Olabildiğince inceledi. Genç bir araştırmacı olarak, “d’Ohsson’a dayanırsam, iyi bir şey yapmış olacak mıyım” diye kaygılandığım zamanlar oldu.  Dönemin öbür başvuru kitaplarından, İsmail Hakkı Uzunçarşılı’nın meşhur “teşkilât tarihleri” vardı. Ömrünü Osmanlı yazmalarını ve vesikalarını incelemesine vakfeden Uzunçarşılı, ne zaman 18. yüzyıldan söz etse, sanki bir Osmanlı yazması söz konusuymuş gibi, d’Ohsson’a dayanır.  Ben de bundan cesaret alarak, d’Ohsson ile giderek daha çok ilgilendim.

“Osmanlı İmparatorluğu'nda Hukuk ve Devlet - Avrupa’yı Aydınlatan Adam” adlı kitabınızda d’Ohsson’un çalışmalarına ve Osmanlı hukuk sisteminin Avrupa üzerindeki etkilerine odaklanıyorsunuz. Osmanlı hukuku Batı’yı nasıl etkiledi?

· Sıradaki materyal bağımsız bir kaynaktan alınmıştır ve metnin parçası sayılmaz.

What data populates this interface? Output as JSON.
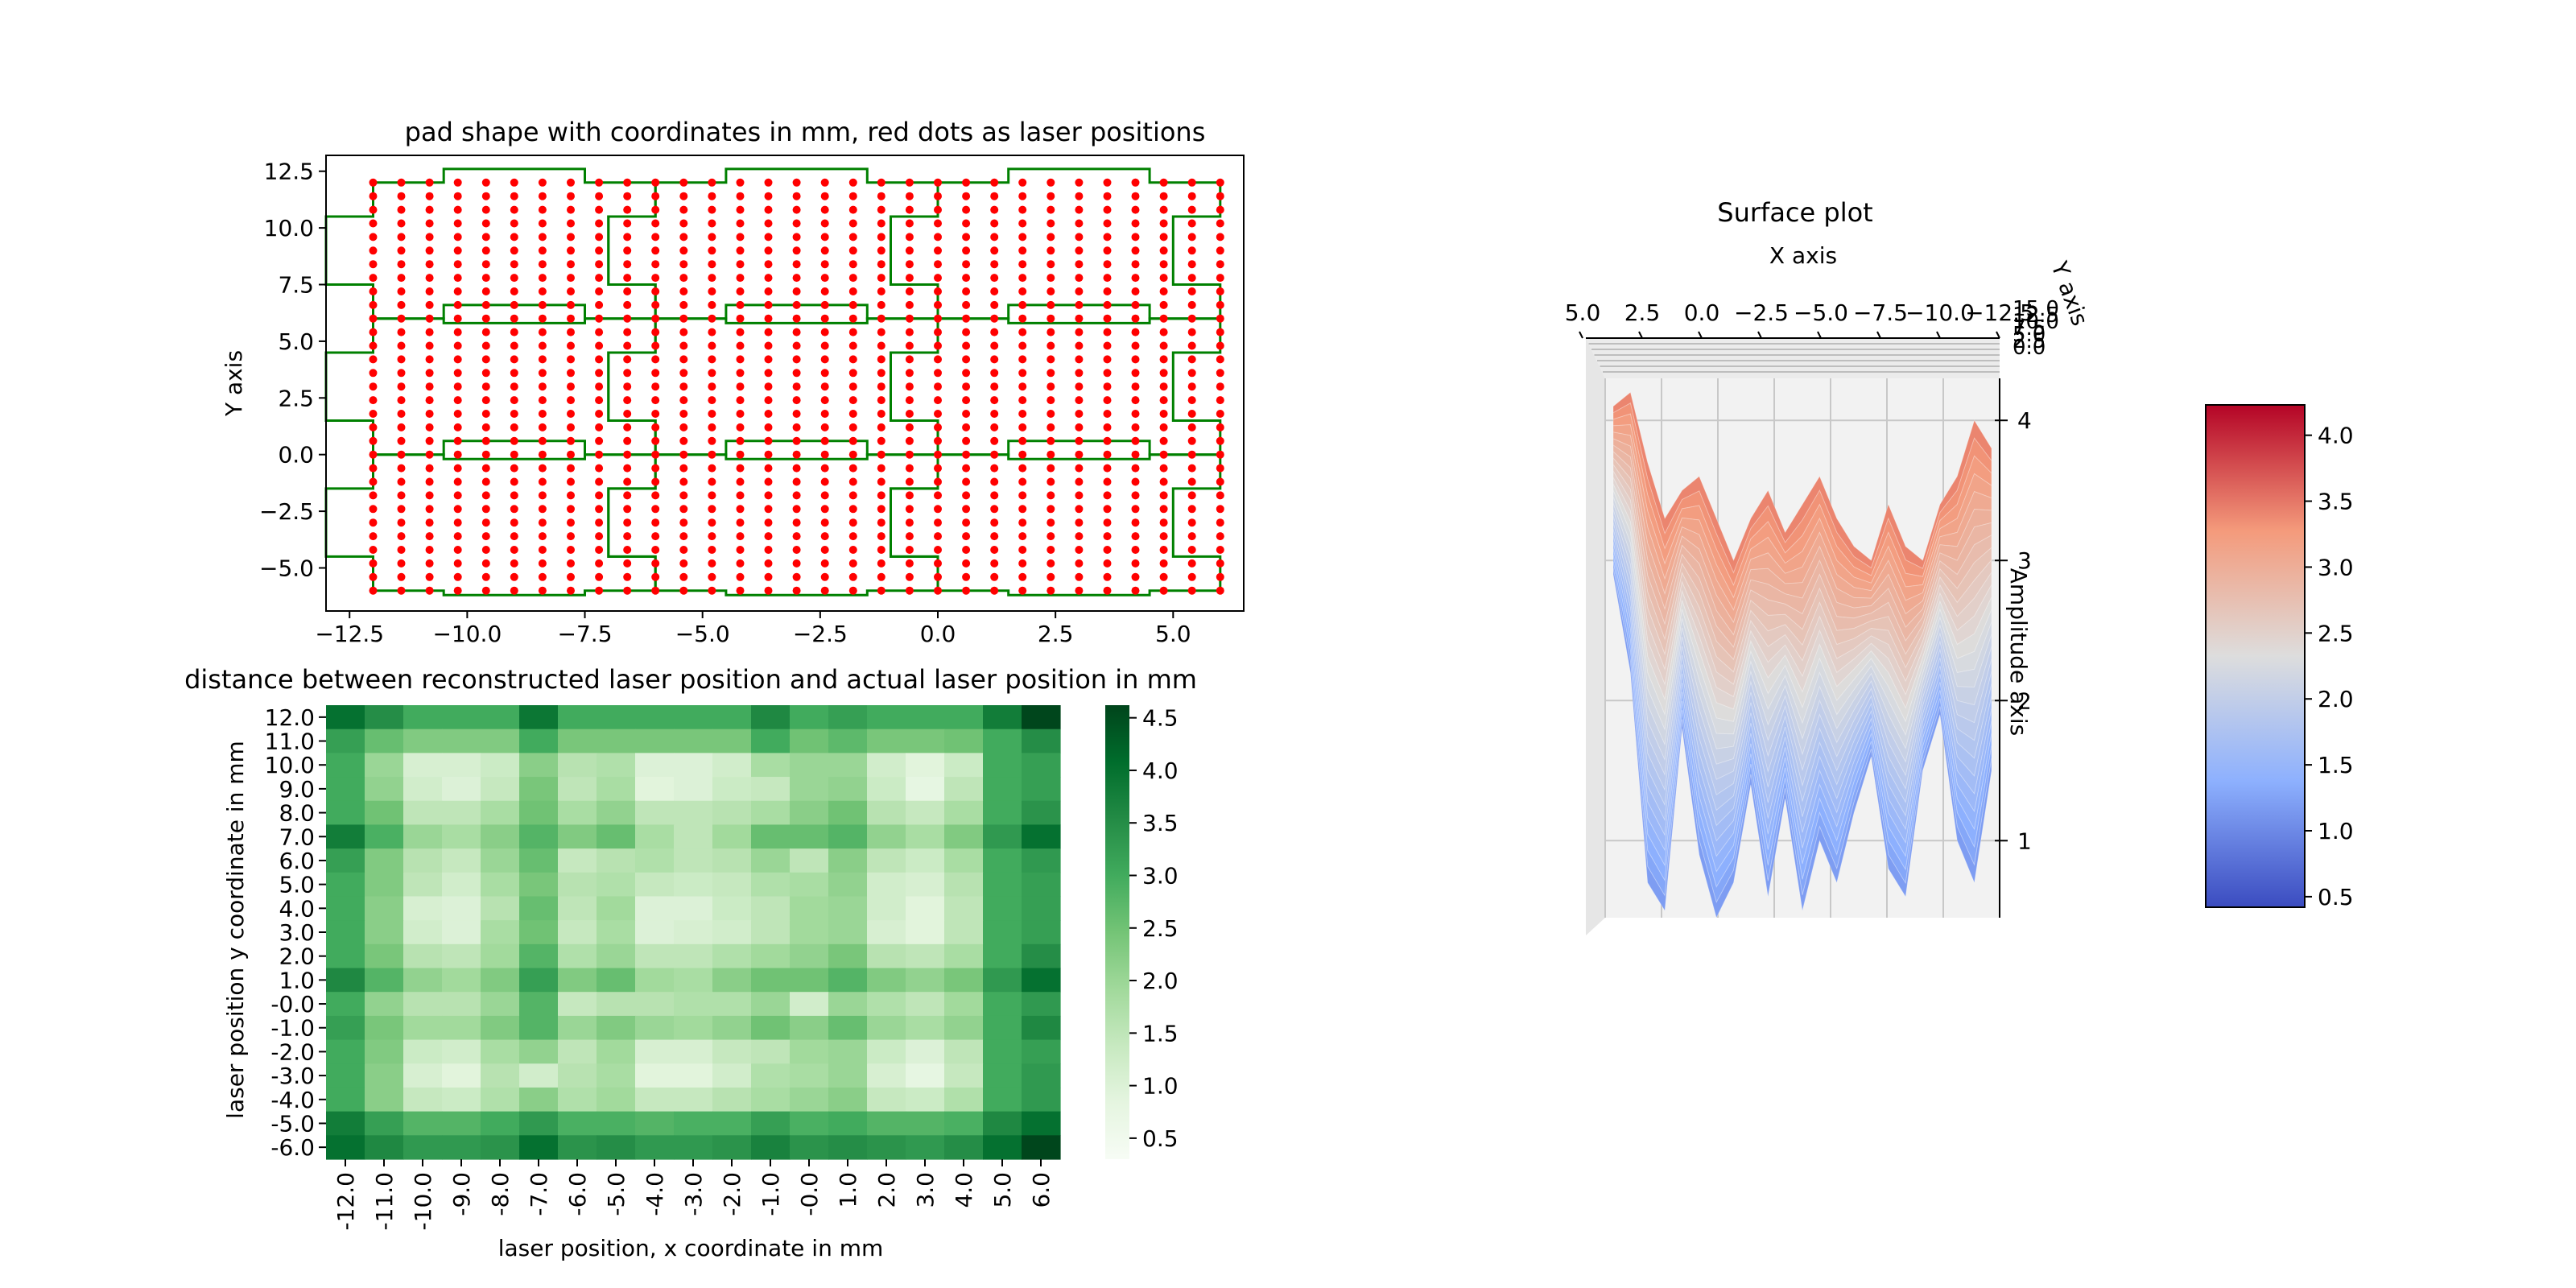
{
  "figure": {
    "background": "#ffffff"
  },
  "chart_data": [
    {
      "type": "scatter",
      "title": "pad shape with coordinates in mm, red dots as laser positions",
      "xlabel": "",
      "ylabel": "Y axis",
      "xlim": [
        -13.0,
        6.5
      ],
      "ylim": [
        -6.9,
        13.2
      ],
      "xticks": [
        -12.5,
        -10.0,
        -7.5,
        -5.0,
        -2.5,
        0.0,
        2.5,
        5.0
      ],
      "xtick_labels": [
        "−12.5",
        "−10.0",
        "−7.5",
        "−5.0",
        "−2.5",
        "0.0",
        "2.5",
        "5.0"
      ],
      "yticks": [
        -5.0,
        -2.5,
        0.0,
        2.5,
        5.0,
        7.5,
        10.0,
        12.5
      ],
      "ytick_labels": [
        "−5.0",
        "−2.5",
        "0.0",
        "2.5",
        "5.0",
        "7.5",
        "10.0",
        "12.5"
      ],
      "points": {
        "x_start": -12.0,
        "x_end": 6.0,
        "x_step": 0.6,
        "y_start": -6.0,
        "y_end": 12.0,
        "y_step": 0.6,
        "color": "#ff0000"
      },
      "outline_color": "#008000",
      "pad_rows": [
        {
          "y0": -6.0,
          "y1": 0.0,
          "nub_y": [
            -1.5,
            -4.5
          ],
          "tab_y": [
            -6.2,
            0.6
          ]
        },
        {
          "y0": 0.0,
          "y1": 6.0,
          "nub_y": [
            4.5,
            1.5
          ],
          "tab_y": [
            -0.2,
            6.6
          ]
        },
        {
          "y0": 6.0,
          "y1": 12.0,
          "nub_y": [
            10.5,
            7.5
          ],
          "tab_y": [
            5.8,
            12.6
          ]
        }
      ],
      "pad_cols": [
        {
          "x0": -12.0,
          "x1": -6.0,
          "tab_x": [
            -10.5,
            -7.5
          ]
        },
        {
          "x0": -6.0,
          "x1": 0.0,
          "tab_x": [
            -4.5,
            -1.5
          ]
        },
        {
          "x0": 0.0,
          "x1": 6.0,
          "tab_x": [
            1.5,
            4.5
          ]
        }
      ],
      "nub_depth": 1.0
    },
    {
      "type": "heatmap",
      "title": "distance between reconstructed laser position and actual laser position in mm",
      "xlabel": "laser position, x coordinate in mm",
      "ylabel": "laser position y coordinate in mm",
      "x_labels": [
        "-12.0",
        "-11.0",
        "-10.0",
        "-9.0",
        "-8.0",
        "-7.0",
        "-6.0",
        "-5.0",
        "-4.0",
        "-3.0",
        "-2.0",
        "-1.0",
        "-0.0",
        "1.0",
        "2.0",
        "3.0",
        "4.0",
        "5.0",
        "6.0"
      ],
      "y_labels": [
        "12.0",
        "11.0",
        "10.0",
        "9.0",
        "8.0",
        "7.0",
        "6.0",
        "5.0",
        "4.0",
        "3.0",
        "2.0",
        "1.0",
        "-0.0",
        "-1.0",
        "-2.0",
        "-3.0",
        "-4.0",
        "-5.0",
        "-6.0"
      ],
      "values": [
        [
          4.0,
          3.5,
          3.0,
          3.0,
          3.0,
          3.9,
          3.0,
          3.0,
          3.0,
          3.0,
          3.0,
          3.6,
          3.0,
          3.2,
          3.0,
          3.0,
          3.0,
          3.8,
          4.6
        ],
        [
          3.2,
          2.6,
          2.3,
          2.3,
          2.3,
          3.0,
          2.4,
          2.4,
          2.4,
          2.4,
          2.4,
          3.0,
          2.5,
          2.7,
          2.4,
          2.4,
          2.5,
          3.0,
          3.5
        ],
        [
          3.0,
          2.0,
          1.1,
          1.1,
          1.3,
          2.2,
          1.6,
          1.7,
          1.0,
          1.0,
          1.2,
          1.8,
          2.0,
          2.0,
          1.2,
          0.9,
          1.3,
          3.0,
          3.2
        ],
        [
          3.0,
          2.1,
          1.2,
          1.0,
          1.4,
          2.4,
          1.5,
          1.8,
          0.9,
          1.0,
          1.3,
          1.4,
          2.0,
          2.1,
          1.3,
          0.8,
          1.5,
          3.0,
          3.2
        ],
        [
          3.0,
          2.5,
          1.5,
          1.5,
          1.8,
          2.5,
          1.8,
          2.1,
          1.5,
          1.5,
          1.6,
          1.8,
          2.2,
          2.5,
          1.6,
          1.4,
          1.8,
          3.0,
          3.4
        ],
        [
          3.8,
          2.9,
          2.0,
          1.8,
          2.2,
          2.8,
          2.3,
          2.6,
          1.8,
          1.5,
          1.9,
          2.6,
          2.6,
          2.8,
          2.1,
          1.8,
          2.3,
          3.3,
          4.0
        ],
        [
          3.2,
          2.3,
          1.6,
          1.4,
          2.0,
          2.6,
          1.4,
          1.6,
          1.7,
          1.5,
          1.6,
          2.0,
          1.5,
          2.2,
          1.5,
          1.3,
          1.8,
          3.0,
          3.3
        ],
        [
          3.0,
          2.3,
          1.5,
          1.2,
          1.8,
          2.4,
          1.6,
          1.7,
          1.4,
          1.3,
          1.4,
          1.7,
          1.8,
          2.1,
          1.2,
          1.1,
          1.6,
          3.0,
          3.2
        ],
        [
          3.0,
          2.2,
          1.1,
          1.0,
          1.6,
          2.6,
          1.5,
          1.9,
          1.0,
          1.0,
          1.3,
          1.5,
          1.9,
          2.0,
          1.2,
          0.9,
          1.5,
          3.0,
          3.2
        ],
        [
          3.0,
          2.2,
          1.2,
          1.0,
          1.8,
          2.5,
          1.4,
          1.8,
          1.0,
          1.1,
          1.2,
          1.5,
          1.9,
          2.0,
          1.1,
          0.9,
          1.5,
          3.0,
          3.2
        ],
        [
          3.0,
          2.4,
          1.6,
          1.5,
          1.9,
          2.8,
          1.7,
          2.0,
          1.5,
          1.5,
          1.7,
          1.9,
          2.1,
          2.4,
          1.6,
          1.5,
          1.8,
          3.0,
          3.5
        ],
        [
          3.6,
          2.8,
          2.1,
          1.9,
          2.3,
          3.2,
          2.3,
          2.6,
          1.9,
          1.8,
          2.2,
          2.5,
          2.5,
          2.8,
          2.3,
          2.1,
          2.4,
          3.3,
          4.0
        ],
        [
          3.0,
          2.1,
          1.6,
          1.6,
          2.0,
          2.8,
          1.4,
          1.6,
          1.6,
          1.7,
          1.7,
          2.0,
          1.2,
          2.0,
          1.7,
          1.5,
          1.9,
          3.0,
          3.3
        ],
        [
          3.2,
          2.4,
          1.9,
          1.9,
          2.3,
          2.8,
          2.0,
          2.3,
          2.0,
          1.9,
          2.1,
          2.5,
          2.2,
          2.6,
          2.0,
          1.8,
          2.1,
          3.0,
          3.6
        ],
        [
          3.0,
          2.3,
          1.3,
          1.2,
          1.8,
          2.1,
          1.5,
          1.9,
          1.1,
          1.1,
          1.4,
          1.5,
          1.9,
          2.0,
          1.3,
          1.0,
          1.5,
          3.0,
          3.2
        ],
        [
          3.0,
          2.2,
          1.1,
          0.9,
          1.6,
          1.2,
          1.6,
          1.8,
          0.9,
          0.9,
          1.2,
          1.7,
          1.8,
          2.0,
          1.1,
          0.8,
          1.4,
          3.0,
          3.3
        ],
        [
          3.0,
          2.2,
          1.4,
          1.3,
          1.7,
          2.2,
          1.7,
          1.9,
          1.4,
          1.4,
          1.6,
          1.8,
          2.0,
          2.2,
          1.4,
          1.3,
          1.7,
          3.0,
          3.3
        ],
        [
          3.8,
          3.2,
          2.8,
          2.8,
          3.0,
          3.3,
          2.9,
          2.9,
          2.8,
          2.9,
          2.9,
          3.2,
          2.9,
          3.0,
          2.8,
          2.8,
          2.9,
          3.6,
          4.0
        ],
        [
          4.0,
          3.6,
          3.3,
          3.3,
          3.4,
          4.0,
          3.4,
          3.5,
          3.3,
          3.3,
          3.4,
          3.7,
          3.4,
          3.5,
          3.4,
          3.3,
          3.5,
          4.0,
          4.6
        ]
      ],
      "colorbar": {
        "min": 0.3,
        "max": 4.62,
        "ticks": [
          0.5,
          1.0,
          1.5,
          2.0,
          2.5,
          3.0,
          3.5,
          4.0,
          4.5
        ],
        "tick_labels": [
          "0.5",
          "1.0",
          "1.5",
          "2.0",
          "2.5",
          "3.0",
          "3.5",
          "4.0",
          "4.5"
        ]
      }
    },
    {
      "type": "surface",
      "title": "Surface plot",
      "xlabel": "X axis",
      "ylabel": "Y axis",
      "zlabel": "Amplitude axis",
      "x_tick_labels": [
        "5.0",
        "2.5",
        "0.0",
        "−2.5",
        "−5.0",
        "−7.5",
        "−10.0",
        "−12.5"
      ],
      "y_tick_labels": [
        "15.0",
        "12.5",
        "10.0",
        "7.5",
        "5.0",
        "2.5",
        "0.0"
      ],
      "z_ticks": [
        1,
        2,
        3,
        4
      ],
      "z_tick_labels": [
        "1",
        "2",
        "3",
        "4"
      ],
      "zlim": [
        0.45,
        4.3
      ],
      "profile": [
        {
          "x": -12.0,
          "top": 4.1,
          "low": 2.9
        },
        {
          "x": -11.2,
          "top": 4.2,
          "low": 2.2
        },
        {
          "x": -10.4,
          "top": 3.7,
          "low": 0.7
        },
        {
          "x": -9.6,
          "top": 3.3,
          "low": 0.5
        },
        {
          "x": -8.8,
          "top": 3.5,
          "low": 1.8
        },
        {
          "x": -8.0,
          "top": 3.6,
          "low": 0.9
        },
        {
          "x": -7.2,
          "top": 3.3,
          "low": 0.45
        },
        {
          "x": -6.4,
          "top": 3.0,
          "low": 0.7
        },
        {
          "x": -5.6,
          "top": 3.3,
          "low": 1.4
        },
        {
          "x": -4.8,
          "top": 3.5,
          "low": 0.6
        },
        {
          "x": -4.0,
          "top": 3.2,
          "low": 1.3
        },
        {
          "x": -3.2,
          "top": 3.4,
          "low": 0.5
        },
        {
          "x": -2.4,
          "top": 3.6,
          "low": 1.0
        },
        {
          "x": -1.6,
          "top": 3.3,
          "low": 0.7
        },
        {
          "x": -0.8,
          "top": 3.1,
          "low": 1.2
        },
        {
          "x": 0.0,
          "top": 3.0,
          "low": 1.6
        },
        {
          "x": 0.8,
          "top": 3.4,
          "low": 0.8
        },
        {
          "x": 1.6,
          "top": 3.1,
          "low": 0.6
        },
        {
          "x": 2.4,
          "top": 3.0,
          "low": 1.5
        },
        {
          "x": 3.2,
          "top": 3.4,
          "low": 1.9
        },
        {
          "x": 4.0,
          "top": 3.6,
          "low": 1.0
        },
        {
          "x": 4.8,
          "top": 4.0,
          "low": 0.7
        },
        {
          "x": 5.6,
          "top": 3.8,
          "low": 1.5
        }
      ],
      "colorbar": {
        "min": 0.42,
        "max": 4.23,
        "ticks": [
          0.5,
          1.0,
          1.5,
          2.0,
          2.5,
          3.0,
          3.5,
          4.0
        ],
        "tick_labels": [
          "0.5",
          "1.0",
          "1.5",
          "2.0",
          "2.5",
          "3.0",
          "3.5",
          "4.0"
        ]
      }
    }
  ]
}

Şeriatı ve kanunu bir araya getiren Osmanlı hukukunun Batı hukukunu etkilediğini söyleyemem.  Mouradgea gibi tüccar olanların, hangi millet veya dinden olursa olsunlar, antik çağdan gelişmiş “merchant law” denilen ortak pratikleri vardı.  Çok zaman, davalar hakemlikle çözülürdü.  Halebi’nin Mülteka’sı gibi fıkıh el kitaplarında benzer bölümler vardır.  Murat Çizakça, buradan hareketle, fıkhın Batı kanununu (en azından “merchant law”) etkilediğini ortaya koydu.  Galiba kronolojik olarak bunun aksi doğru:  İslam’dan önce gelişmiş olan tüccar âdetleri fıkhın gelişmesini etkilemiş olsalar gerek, büyük ihtimalle.  Herhalde “ticaret kanunu” kültürler arasında, çoğu zaman mahkemeler dışında uygulanan, ortak âdetlere benziyordu. 

d’Ohsson’un hayatı, eserleri ve dönemin ruhu arasında güçlü bir bağ kuruyorsunuz. Osmanlı İmparatorluğu’nun son dönemine bu bağlamda daha yakından bakmak isteyen okurlar için herhangi bir öneriniz var mı?

Aydınlanma döneminin ruhunu sadece Osmanlı tarihinden anlamak mümkün mü? Aydınlanma, bir kozmopolitlik dönemi.  D’Ohssson’un bir öz “vatanı” olsaydı, bu République des lettres denilen Fransızca yazışan aydınlar ağı olurdu.  Hudutsuz bir ortaklık.  Fransızca, dönemin “internet”iydi.  Kitabımda anlatmaya çalıştığım neviden bir seçkinlik-eşitlik karışımı.